Minimnya transparansi dalam pengelolaan anggaran yang bersumber dari uang negara menjadi celah besar bagi terjadinya penyalahgunaan. Ketertutupan ini menghambat peran serta masyarakat dalam melakukan kontrol sosial, sehingga meningkatkan potensi penyimpangan yang berujung pada praktik koruptif di sektor pendidikan.

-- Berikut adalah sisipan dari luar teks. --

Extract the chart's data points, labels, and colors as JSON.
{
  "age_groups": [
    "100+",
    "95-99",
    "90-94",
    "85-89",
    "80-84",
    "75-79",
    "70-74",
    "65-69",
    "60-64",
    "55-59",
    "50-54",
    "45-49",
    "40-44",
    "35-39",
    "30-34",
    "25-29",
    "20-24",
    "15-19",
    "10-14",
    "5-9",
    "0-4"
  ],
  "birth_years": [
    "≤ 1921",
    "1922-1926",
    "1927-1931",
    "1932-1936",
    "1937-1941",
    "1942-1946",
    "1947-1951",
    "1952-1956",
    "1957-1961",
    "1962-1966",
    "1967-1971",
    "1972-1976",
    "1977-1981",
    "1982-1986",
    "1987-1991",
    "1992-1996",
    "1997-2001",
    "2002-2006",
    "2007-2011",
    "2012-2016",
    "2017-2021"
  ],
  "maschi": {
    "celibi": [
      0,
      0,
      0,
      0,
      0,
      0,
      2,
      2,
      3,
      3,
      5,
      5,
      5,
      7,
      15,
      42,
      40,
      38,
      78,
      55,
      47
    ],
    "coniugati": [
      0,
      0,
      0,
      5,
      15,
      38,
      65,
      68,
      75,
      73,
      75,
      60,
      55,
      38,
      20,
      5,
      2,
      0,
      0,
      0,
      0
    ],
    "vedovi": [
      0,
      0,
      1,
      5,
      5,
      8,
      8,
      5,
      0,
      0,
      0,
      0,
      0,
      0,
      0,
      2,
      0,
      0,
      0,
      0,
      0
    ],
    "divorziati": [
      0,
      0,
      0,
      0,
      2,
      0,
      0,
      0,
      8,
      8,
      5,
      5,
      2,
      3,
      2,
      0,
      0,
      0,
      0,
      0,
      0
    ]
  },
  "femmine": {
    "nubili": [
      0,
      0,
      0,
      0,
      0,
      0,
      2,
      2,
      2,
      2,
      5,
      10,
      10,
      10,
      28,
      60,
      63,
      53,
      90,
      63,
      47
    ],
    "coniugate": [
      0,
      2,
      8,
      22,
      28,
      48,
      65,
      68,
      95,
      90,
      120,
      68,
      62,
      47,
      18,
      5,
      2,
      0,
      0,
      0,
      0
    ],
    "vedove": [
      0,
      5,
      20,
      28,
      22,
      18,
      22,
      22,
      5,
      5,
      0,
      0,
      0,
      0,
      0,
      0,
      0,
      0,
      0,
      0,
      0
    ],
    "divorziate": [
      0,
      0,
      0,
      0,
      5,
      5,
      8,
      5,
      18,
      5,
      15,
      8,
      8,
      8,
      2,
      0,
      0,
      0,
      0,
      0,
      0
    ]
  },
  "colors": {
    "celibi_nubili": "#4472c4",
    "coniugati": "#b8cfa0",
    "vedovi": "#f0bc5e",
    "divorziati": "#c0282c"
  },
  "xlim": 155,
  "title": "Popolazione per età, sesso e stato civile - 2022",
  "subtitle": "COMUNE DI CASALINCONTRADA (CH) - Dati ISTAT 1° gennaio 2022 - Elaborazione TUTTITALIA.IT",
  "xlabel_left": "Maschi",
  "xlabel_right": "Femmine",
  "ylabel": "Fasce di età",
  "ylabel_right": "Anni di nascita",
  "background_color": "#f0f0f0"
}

Salah satu aspek yang menimbulkan kecurigaan serius adalah lonjakan drastis dalam alokasi anggaran pembayaran guru honorer pada tahun 2024. Data menunjukkan bahwa pada tahun 2023, alokasi untuk tenaga honorer hanya sebesar Rp47.200.000,-. Namun, secara mencengangkan, angka tersebut melonjak hampir dua kali lipat menjadi Rp90.600.000,- pada tahun 2024. Ironisnya, kenaikan anggaran ini tidak selaras dengan fakta di lapangan, di mana sebagian guru telah diangkat menjadi Pegawai Pemerintah dengan Perjanjian Kerja (PPPK), yang seharusnya mengurangi beban pengeluaran untuk tenaga honorer.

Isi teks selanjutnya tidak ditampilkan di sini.